Other Adobe apps like Premiere Pro and After Effects will definitely gobble up all the system resources it can get its hands on.

PIXELREMIX
Participating Frequently
December 15, 2013

Ok yes 3D rendering in PS can use all of your cores there is no limit. But what about the filters that are multicore capable? How many cores can they use?

Chris Cox
Legend
December 21, 2013

Thanks for the feedback. Very much appreciated! So to sum up PS uses all cores yes - but its most of the times below 30-40% usage on all cores (from my experience). So it seems like the overall PS performance will not scale with the same factor as increasing your cores.

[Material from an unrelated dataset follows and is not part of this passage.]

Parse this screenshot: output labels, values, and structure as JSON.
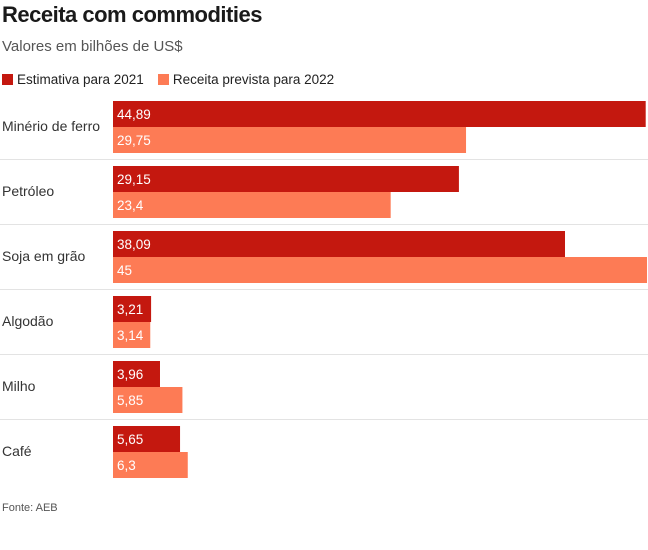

The situations I experienced where all your cores are used with more than 70% are the mentioned "couple of blur and sharpen filters". What else operations (besides rendering) max out all your cores?


How the cores are utilized can depend on not just the operation, but also the size of the image, and the nature of the layers in the image.  Sometimes just resizing can pin all the cores for a while, or filters like GBlur, UnsharpMask, etc.  Some things like Radial Blur, and 3D rendering a extremely calculation intensive and show continued usage of all cores.  But we're trying to move other computations to the GPU (which for some operations can be faster than all your CPU cores) - like the Blur Gallery filters.